Seven months ago Russo took over a police department plagued by incompetents and rogues. The department's less-than-successful handling of the high-profile 2009 Susan Powell disappearance didn't win them any accolades, but things didn't begin to unravel publicly until after the 2012 shooting death of 21-year-old Danielle Willard in a West Valley apartment parking lot.
Willard was shot by a member of West Valley 's narcotics unit, and the resulting investigation exposed that the unit was so flawed it eventually had to be dismantled. Salt Lake County District Attorney Sim Gill filed to dismiss several of its cases because of problems with one if its officers, and the department's own investigation found multiple violations, including mishandling evidence, inappropriately tracking people with GPS and absconding property from suspect vehicles. Gill, who even brought the FBI into the investigation at one point, also later found that the shooting of Willard was not justified.
Then came news last fall that the department's sex crimes/domestic violence unit had improperly closed cases. Ten of those cases had been listed as screened by prosecutors, but the prosecutors had no record of ever seeing them.
So deep was the muck that Russo took it upon himself to perform a department-wide audit of every one of West Valley's criminal cases over the past year. That audit, Russo announced this week, turned up no significant issues beyond the ones already known. Given Russo's efforts to both clean up the department and make it more transparent, that announcement carries some credibility.

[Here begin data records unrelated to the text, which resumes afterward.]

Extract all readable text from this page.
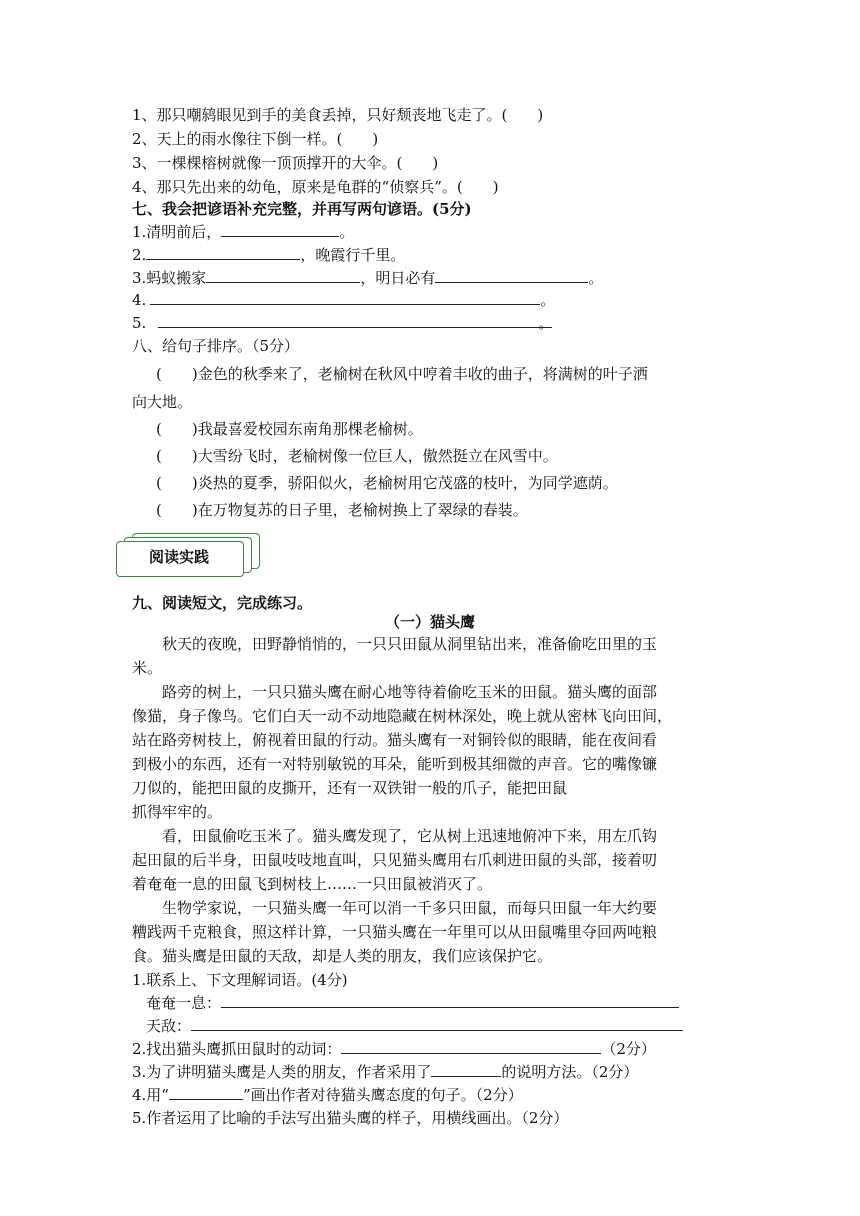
1、那只嘲鸫眼见到手的美食丢掉，只好颓丧地飞走了。(　　)
2、天上的雨水像往下倒一样。(　　)
3、一棵棵榕树就像一顶顶撑开的大伞。(　　)
4、那只先出来的幼龟，原来是龟群的“侦察兵”。(　　)
七、我会把谚语补充完整，并再写两句谚语。(5分)
1.清明前后，	。
2.	，晚霞行千里。
3.蚂蚁搬家	，明日必有	。
4.	。
5.	。
八、给句子排序。（5分）
(　　)金色的秋季来了，老榆树在秋风中哼着丰收的曲子，将满树的叶子洒
向大地。
(　　)我最喜爱校园东南角那棵老榆树。
(　　)大雪纷飞时，老榆树像一位巨人，傲然挺立在风雪中。
(　　)炎热的夏季，骄阳似火，老榆树用它茂盛的枝叶，为同学遮荫。
(　　)在万物复苏的日子里，老榆树换上了翠绿的春装。
阅读实践
九、阅读短文，完成练习。
（一）猫头鹰
　　秋天的夜晚，田野静悄悄的，一只只田鼠从洞里钻出来，准备偷吃田里的玉
米。
　　路旁的树上，一只只猫头鹰在耐心地等待着偷吃玉米的田鼠。猫头鹰的面部
像猫，身子像鸟。它们白天一动不动地隐藏在树林深处，晚上就从密林飞向田间，
站在路旁树枝上，俯视着田鼠的行动。猫头鹰有一对铜铃似的眼睛，能在夜间看
到极小的东西，还有一对特别敏锐的耳朵，能听到极其细微的声音。它的嘴像镰
刀似的，能把田鼠的皮撕开，还有一双铁钳一般的爪子，能把田鼠
抓得牢牢的。
　　看，田鼠偷吃玉米了。猫头鹰发现了，它从树上迅速地俯冲下来，用左爪钩
起田鼠的后半身，田鼠吱吱地直叫，只见猫头鹰用右爪刺进田鼠的头部，接着叨
着奄奄一息的田鼠飞到树枝上……一只田鼠被消灭了。
　　生物学家说，一只猫头鹰一年可以消一千多只田鼠，而每只田鼠一年大约要
糟践两千克粮食，照这样计算，一只猫头鹰在一年里可以从田鼠嘴里夺回两吨粮
食。猫头鹰是田鼠的天敌，却是人类的朋友，我们应该保护它。
1.联系上、下文理解词语。(4分)
奄奄一息：
天敌：
2.找出猫头鹰抓田鼠时的动词：	（2分）
3.为了讲明猫头鹰是人类的朋友，作者采用了	的说明方法。（2分）
4.用“	”画出作者对待猫头鹰态度的句子。（2分）
5.作者运用了比喻的手法写出猫头鹰的样子，用横线画出。（2分）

The fallout is still working its way through the system. The officer who shot Willard maintains he did nothing wrong and is appealing his termination to West Valley's Civil Service Commission. All the detectives in the sex crimes unit have either resigned or been transferred, and the detective found to have improperly closed cases faces discipline.
And the family of Willard has filed a federal wrongful-death lawsuit against West Valley City and the officers involved. The suit is working its way through the court system.
Russo said the fact that his audit did not turn up any new issues shows that it's a "good police department" overall. No doubt most West Valley police personnel have carried out their jobs with skill and integrity, and that was true even in the department's darkest hours. With Russo on board, there's hope the whole department is becoming more fire-retardant.